As the ramjet rises, Bado glimpses huge atomic aircraft, immense ocean-going ships, networks of monorails. This is a gleaming world, an engineer’s dream.

Bado has had enough wonders for the time being, though, and, before the shining coast of Australia has receded from sight, he’s fallen asleep.

They land at a small airstrip, Bado figures somewhere north of Orlando. A thin young Englishman in spectacles is there to greet them. He is wearing Royal Air Force blue coveralls. “You’re the alternates?”

“I guess so,” Williams snaps. “And you’re here to send us home. Right?”

“Sorry for any inconvenience you’ve been put through,” he says smoothly. “If you’ll just follow me into the van…”

The van turns out to be a battered diesel-engined truck that looks as if it is World War Two vintage. Williams and Bado with their bulky gear have to crowd in the back with a mess of electronic equipment.

The truck, windowless, bumps along badly finished roads.

Bado studies the equipment. “Look at this stuff,” he says to Williams. “More vacuum tubes.”

Williams shrugs. “They’ve got further than we have. Or you. Here, they’ve built stuff we’ve only talked about.”

“Yeah.” Oddly, he’s forgotten that he and Williams have come from different worlds.

The roads off the peninsula to Merritt Island are just farmers’ tracks, and the last few miles are the most uncomfortable.

They arrive at Merritt Island in the late afternoon.

There is no Kennedy Space Center.

Bado gets out of the van. He is on a long, flat beach; he figures he is a way south of where, in his world, the lunar ship launch pads will be built. Right here there will be the line of launch complexes called ICBM Row.

But he can’t see any structures at all. Marsh land, coated with scrub vegetation, stretches down towards the strip of beach at the coast. Further inland, towards the higher ground, he can see stands of cabbage palm, slash pine and oak.

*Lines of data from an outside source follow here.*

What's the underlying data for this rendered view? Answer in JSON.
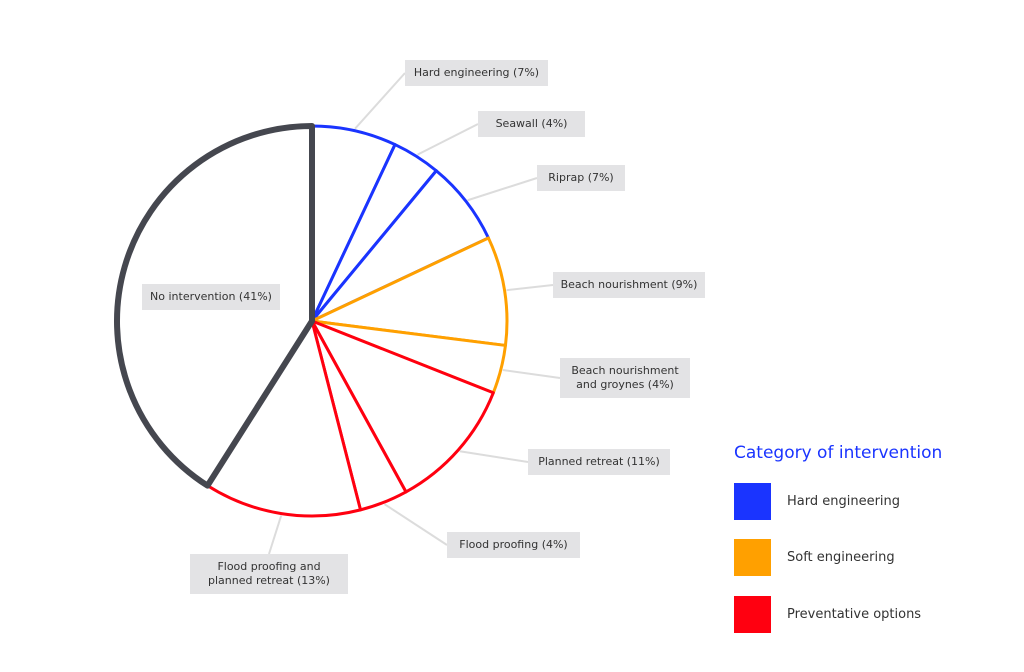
{
  "chart_data": {
    "type": "pie",
    "start": "top, clockwise",
    "slices": [
      {
        "label": "Hard engineering (7%)",
        "value": 7,
        "category": "Hard engineering"
      },
      {
        "label": "Seawall (4%)",
        "value": 4,
        "category": "Hard engineering"
      },
      {
        "label": "Riprap (7%)",
        "value": 7,
        "category": "Hard engineering"
      },
      {
        "label": "Beach nourishment (9%)",
        "value": 9,
        "category": "Soft engineering"
      },
      {
        "label": "Beach nourishment\nand groynes (4%)",
        "value": 4,
        "category": "Soft engineering"
      },
      {
        "label": "Planned retreat (11%)",
        "value": 11,
        "category": "Preventative options"
      },
      {
        "label": "Flood proofing (4%)",
        "value": 4,
        "category": "Preventative options"
      },
      {
        "label": "Flood proofing and\nplanned retreat (13%)",
        "value": 13,
        "category": "Preventative options"
      },
      {
        "label": "No intervention  (41%)",
        "value": 41,
        "category": "none"
      }
    ],
    "legend": {
      "title": "Category of intervention",
      "placement": "bottom-right",
      "items": [
        {
          "label": "Hard engineering",
          "color": "#1a34ff"
        },
        {
          "label": "Soft engineering",
          "color": "#ffa000"
        },
        {
          "label": "Preventative options",
          "color": "#ff0010"
        }
      ]
    },
    "colors": {
      "Hard engineering": "#1a34ff",
      "Soft engineering": "#ffa000",
      "Preventative options": "#ff0010",
      "none": "#45474f"
    },
    "fill": "#ffffff"
  }
}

The place is just scrub land, undeveloped. The tracks of the British truck are dug crisply into the sand; there is no sign even of a road near here.

And out to the east, over the Atlantic, he can see a big full Moon rising. Its upper left quadrant, the fresh Imbrium scar, still glows a dull crimson. Bado feels vaguely reassured. That is still Moon Five; things seem to have achieved a certain stability.

In the back of the truck, the British technician powers up his equipment. “Ready when you are,” he calls. “Oh, we think it’s best if you go back in your own clothes. Where possible.” He grins behind his spectacles. “Don’t want you—”

“Muddying up the time lines,” Williams says. “We know.”

Bado and Williams shuck off their coveralls and pull on their pressure suits. They help each other with the heavy layers, and finish up facing each other, their helmets under their arms, Bado holding his battered tool carrier with its Baggies full of Moon rocks.

“You know,” Bado says, “when I get back I’m going to have one hell of a lot of explaining to do.”

“Yeah. Me too.” She looks at him. “I guess we’re not going to see each other again.”

“Doesn’t look like it.”

Bado puts down his carrier and helmet. He embraces Williams, clumsily.

Then, on impulse, Bado lifts up his helmet and fits it over his head. He pulls his gloves over his hands and snaps them onto his wrists, completing his suit.

Williams does the same. Bado picks up his tool carrier.